HS Technopolitics of Water Flows: Global Rivers and Local Activism in the Twentieth Century

Mi. 10-12 Uhr
Raum: H 3003A, Anmeldung über ISIS
Beginn: 16.10.2024

Humans have long engaged with watery landscapes—rivers, lakes, oceans, deltas, and arctic terrain. And yet, the politics, infrastructures, and technologies that mediate this access are often hidden from view. As water access, equity, and use become even more fraught issues in the climate crisis, this course provides a historical context to understanding the importance of water in contemporary debates about environmental justice and the efforts towards a more water-secure world for all.

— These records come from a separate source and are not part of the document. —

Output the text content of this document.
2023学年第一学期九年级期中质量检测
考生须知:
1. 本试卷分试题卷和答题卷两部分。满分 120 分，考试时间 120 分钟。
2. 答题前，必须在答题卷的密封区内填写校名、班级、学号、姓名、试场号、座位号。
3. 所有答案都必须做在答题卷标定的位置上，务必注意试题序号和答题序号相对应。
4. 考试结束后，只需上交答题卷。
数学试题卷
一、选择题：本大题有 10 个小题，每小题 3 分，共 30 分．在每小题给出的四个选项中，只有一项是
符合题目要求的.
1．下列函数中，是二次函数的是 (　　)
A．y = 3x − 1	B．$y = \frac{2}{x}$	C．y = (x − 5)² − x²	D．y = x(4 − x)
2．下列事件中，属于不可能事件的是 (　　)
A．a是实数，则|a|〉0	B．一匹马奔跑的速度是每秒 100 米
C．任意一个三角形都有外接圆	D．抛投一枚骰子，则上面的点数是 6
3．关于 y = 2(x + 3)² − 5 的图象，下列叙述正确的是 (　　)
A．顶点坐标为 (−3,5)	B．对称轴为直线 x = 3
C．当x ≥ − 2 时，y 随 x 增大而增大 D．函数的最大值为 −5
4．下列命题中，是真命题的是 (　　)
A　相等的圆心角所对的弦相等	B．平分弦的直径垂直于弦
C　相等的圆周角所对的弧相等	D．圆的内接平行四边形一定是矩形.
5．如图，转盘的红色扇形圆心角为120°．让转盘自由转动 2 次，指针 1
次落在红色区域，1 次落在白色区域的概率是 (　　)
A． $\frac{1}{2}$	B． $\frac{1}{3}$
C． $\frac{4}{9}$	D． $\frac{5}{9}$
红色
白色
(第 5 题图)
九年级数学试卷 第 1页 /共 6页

We will examine rivers as movers of history—as sites of contestation and transformation around the globe—with a focus on how dams, reservoirs, and other technological interventions have shaped human power over communities and regions throughout the twentieth century. By doing so, this course explores the complex and shifting notions of water use and management, the role and influence of sociotechnical practices on river development, and the histories of resistances to longstanding environmental injustices.

Literatur:
David A. Biggs, “Reclamation Nations: the U.S. Bureau of Reclamation’s Role in Water Management and Nation Building in the Mekong Valley, 1945-1975,” Comparative Technology Transfer and Society 4, no. 3 (December 2006), 225-246.
Ramy Hanna and Jeremy Allouche, “Water Nationalism in Egypt: State-Building, Nation-Making, and Nile Hydropolitics,” in Water, Technology, and the Nation-State, ed. Filippo Menga and Erik Swyngedouw (New York, NY: Routledge, 2020), 81-95.
Sara B. Pritchard, “Nature, Technology, and History,” in Confluence: The Nature of Technology and the Remaking of the Rhône (Cambridge, MA: Harvard University Press, 2011), 1-27.